Fundamental to the whole program and to many modern optical miracles is the discovery by Land in 1938 of the first practical way to polarize light by synthetic means. Land at the time was a graduate student in the Department of Physics. According a legend, Land first became interested in optics as a student in the basic Physics course, then Physics A.

A means had been developed before to polarize light, but it involved the use of quartz crystals, which were arranged so that the crystal lattice was aligned along one axis. Light would be transmitted freely by one axis of the crystals, but it would be blocked entirely by the other axis. This worked--in theory. But in practice, a perfect alignment of the crystals was impossible, and their sizes made the apertures through which light passed comparatively small.

Secret is Stretched Plastic

Studying this method, Land realized that the process might work better on the molecular scale. He finally worked out a means in which a sheet of polyvinyl alcohol a thick plastic--was stretched.

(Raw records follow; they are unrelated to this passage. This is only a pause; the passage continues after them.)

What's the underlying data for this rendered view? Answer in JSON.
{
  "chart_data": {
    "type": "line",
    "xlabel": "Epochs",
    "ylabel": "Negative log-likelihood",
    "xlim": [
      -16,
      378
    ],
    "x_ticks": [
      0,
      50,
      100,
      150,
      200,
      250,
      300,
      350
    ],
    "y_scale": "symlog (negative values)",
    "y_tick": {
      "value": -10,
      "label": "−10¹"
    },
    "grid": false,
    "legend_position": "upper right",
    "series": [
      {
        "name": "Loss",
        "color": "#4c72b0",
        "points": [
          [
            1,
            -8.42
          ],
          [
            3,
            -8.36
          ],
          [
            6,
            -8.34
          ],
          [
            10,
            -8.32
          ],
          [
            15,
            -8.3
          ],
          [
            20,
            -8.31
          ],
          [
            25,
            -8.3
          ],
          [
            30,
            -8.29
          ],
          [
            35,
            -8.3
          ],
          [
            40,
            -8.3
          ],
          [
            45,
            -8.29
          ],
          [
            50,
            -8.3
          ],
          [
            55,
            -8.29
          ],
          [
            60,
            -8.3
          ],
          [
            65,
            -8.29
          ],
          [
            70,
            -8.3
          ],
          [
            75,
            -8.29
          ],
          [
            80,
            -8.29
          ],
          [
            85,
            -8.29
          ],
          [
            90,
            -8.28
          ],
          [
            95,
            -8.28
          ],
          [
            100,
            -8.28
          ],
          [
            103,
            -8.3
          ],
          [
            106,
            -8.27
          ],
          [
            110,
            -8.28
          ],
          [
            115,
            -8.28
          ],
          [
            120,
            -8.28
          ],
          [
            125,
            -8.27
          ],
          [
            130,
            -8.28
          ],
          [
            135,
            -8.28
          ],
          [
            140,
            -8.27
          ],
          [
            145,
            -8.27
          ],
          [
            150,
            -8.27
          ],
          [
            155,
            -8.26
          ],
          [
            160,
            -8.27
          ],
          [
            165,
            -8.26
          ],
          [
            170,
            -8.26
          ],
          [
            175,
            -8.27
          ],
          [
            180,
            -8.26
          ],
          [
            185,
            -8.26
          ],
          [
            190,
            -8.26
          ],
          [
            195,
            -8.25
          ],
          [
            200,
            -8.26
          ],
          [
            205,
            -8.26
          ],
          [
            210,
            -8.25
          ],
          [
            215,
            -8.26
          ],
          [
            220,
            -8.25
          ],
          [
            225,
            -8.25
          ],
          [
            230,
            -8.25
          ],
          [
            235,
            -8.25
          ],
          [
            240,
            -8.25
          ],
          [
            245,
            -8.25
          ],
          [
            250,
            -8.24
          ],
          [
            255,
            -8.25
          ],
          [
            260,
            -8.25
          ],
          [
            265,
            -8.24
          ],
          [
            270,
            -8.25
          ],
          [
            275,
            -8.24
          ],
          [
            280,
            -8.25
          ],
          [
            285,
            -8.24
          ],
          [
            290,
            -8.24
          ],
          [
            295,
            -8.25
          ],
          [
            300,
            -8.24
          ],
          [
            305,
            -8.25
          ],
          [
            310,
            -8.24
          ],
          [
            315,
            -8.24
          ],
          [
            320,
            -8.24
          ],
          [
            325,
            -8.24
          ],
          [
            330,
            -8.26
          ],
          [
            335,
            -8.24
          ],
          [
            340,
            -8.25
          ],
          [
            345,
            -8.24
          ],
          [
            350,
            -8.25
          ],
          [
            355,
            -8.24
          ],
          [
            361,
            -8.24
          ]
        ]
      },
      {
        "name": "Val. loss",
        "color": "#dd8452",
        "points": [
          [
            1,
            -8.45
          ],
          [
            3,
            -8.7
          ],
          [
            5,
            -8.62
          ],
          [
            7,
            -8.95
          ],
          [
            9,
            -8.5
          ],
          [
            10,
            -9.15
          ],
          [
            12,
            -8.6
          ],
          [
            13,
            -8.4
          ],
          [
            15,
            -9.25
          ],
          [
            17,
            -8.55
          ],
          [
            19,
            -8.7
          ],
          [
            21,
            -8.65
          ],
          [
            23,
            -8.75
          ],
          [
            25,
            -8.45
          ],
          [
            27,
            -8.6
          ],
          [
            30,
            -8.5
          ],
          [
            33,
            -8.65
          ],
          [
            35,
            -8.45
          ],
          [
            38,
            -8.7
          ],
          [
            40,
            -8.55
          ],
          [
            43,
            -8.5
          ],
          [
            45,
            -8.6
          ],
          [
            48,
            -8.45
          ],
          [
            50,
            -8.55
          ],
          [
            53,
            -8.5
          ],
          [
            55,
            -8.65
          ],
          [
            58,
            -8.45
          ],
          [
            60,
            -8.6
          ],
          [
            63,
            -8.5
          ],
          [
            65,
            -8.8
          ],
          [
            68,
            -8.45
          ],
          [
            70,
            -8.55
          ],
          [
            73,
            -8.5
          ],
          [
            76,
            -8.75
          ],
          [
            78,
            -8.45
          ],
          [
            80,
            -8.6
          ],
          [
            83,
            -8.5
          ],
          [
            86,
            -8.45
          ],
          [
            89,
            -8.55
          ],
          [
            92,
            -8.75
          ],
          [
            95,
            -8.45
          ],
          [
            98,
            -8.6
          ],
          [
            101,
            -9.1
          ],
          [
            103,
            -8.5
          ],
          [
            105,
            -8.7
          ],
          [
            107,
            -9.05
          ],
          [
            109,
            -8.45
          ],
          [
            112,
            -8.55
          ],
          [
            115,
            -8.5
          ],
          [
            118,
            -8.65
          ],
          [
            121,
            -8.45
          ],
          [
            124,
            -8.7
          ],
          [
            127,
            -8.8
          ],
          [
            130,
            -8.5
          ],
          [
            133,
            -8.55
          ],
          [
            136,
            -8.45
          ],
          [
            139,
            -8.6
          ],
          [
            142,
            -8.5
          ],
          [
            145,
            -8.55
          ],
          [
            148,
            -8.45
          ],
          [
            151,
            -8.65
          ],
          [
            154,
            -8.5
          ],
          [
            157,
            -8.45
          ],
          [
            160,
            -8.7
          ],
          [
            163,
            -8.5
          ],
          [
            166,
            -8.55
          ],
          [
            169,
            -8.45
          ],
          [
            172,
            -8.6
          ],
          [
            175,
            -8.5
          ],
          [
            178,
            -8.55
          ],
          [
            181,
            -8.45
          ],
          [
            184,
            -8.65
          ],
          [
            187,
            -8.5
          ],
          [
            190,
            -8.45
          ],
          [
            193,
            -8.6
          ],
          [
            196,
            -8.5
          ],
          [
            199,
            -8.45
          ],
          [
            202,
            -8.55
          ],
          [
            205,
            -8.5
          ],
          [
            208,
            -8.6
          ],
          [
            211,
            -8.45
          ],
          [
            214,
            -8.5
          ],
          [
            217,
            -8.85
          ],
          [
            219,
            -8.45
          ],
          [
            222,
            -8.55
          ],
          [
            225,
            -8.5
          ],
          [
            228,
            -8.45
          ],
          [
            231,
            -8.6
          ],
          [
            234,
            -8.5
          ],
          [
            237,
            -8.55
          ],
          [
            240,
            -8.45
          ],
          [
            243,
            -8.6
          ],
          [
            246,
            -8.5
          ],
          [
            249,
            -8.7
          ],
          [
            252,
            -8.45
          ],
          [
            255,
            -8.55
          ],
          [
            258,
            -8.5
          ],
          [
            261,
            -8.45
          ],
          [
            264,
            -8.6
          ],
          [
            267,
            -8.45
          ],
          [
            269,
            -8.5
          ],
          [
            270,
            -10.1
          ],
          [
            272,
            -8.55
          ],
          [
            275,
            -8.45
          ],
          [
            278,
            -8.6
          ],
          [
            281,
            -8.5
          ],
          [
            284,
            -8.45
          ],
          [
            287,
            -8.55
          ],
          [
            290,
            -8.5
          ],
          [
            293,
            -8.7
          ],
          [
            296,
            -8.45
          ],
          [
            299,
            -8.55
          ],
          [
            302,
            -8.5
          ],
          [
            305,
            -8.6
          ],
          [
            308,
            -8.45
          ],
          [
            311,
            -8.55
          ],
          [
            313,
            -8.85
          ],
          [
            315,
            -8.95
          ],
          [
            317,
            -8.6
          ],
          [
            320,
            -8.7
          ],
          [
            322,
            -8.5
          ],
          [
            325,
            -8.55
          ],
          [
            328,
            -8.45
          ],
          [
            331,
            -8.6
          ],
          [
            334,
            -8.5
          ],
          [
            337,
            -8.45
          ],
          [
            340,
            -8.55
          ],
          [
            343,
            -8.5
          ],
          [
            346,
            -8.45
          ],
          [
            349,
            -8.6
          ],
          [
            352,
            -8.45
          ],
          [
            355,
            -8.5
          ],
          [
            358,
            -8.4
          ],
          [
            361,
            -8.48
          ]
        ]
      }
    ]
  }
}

In the stretching, the molecules of the plastic would align themselves with their poles in the same direction. Land had a cheap, permanent device that was far more efficient, both in the transmission and the exclusion of light, than was its crystal predecessor.

The amazing property of the polarizing screen to cut glare soon won him a host of backers, and the Polaroid Corporation was founded with Land as President. The polarizers were to form the fundamental tool in the development of many new optical projects, many still completely "classified" because of their defense value. Land is the inventor of the Polaroid-Land camera, which enables the amateur photographer to take a picture and see it developed in less than one minute.

But the project that has the widest horizon is the ultraviolet microscope. Its prospects as an aid to medical scientists in their probe of the mysteries of life appear limitless.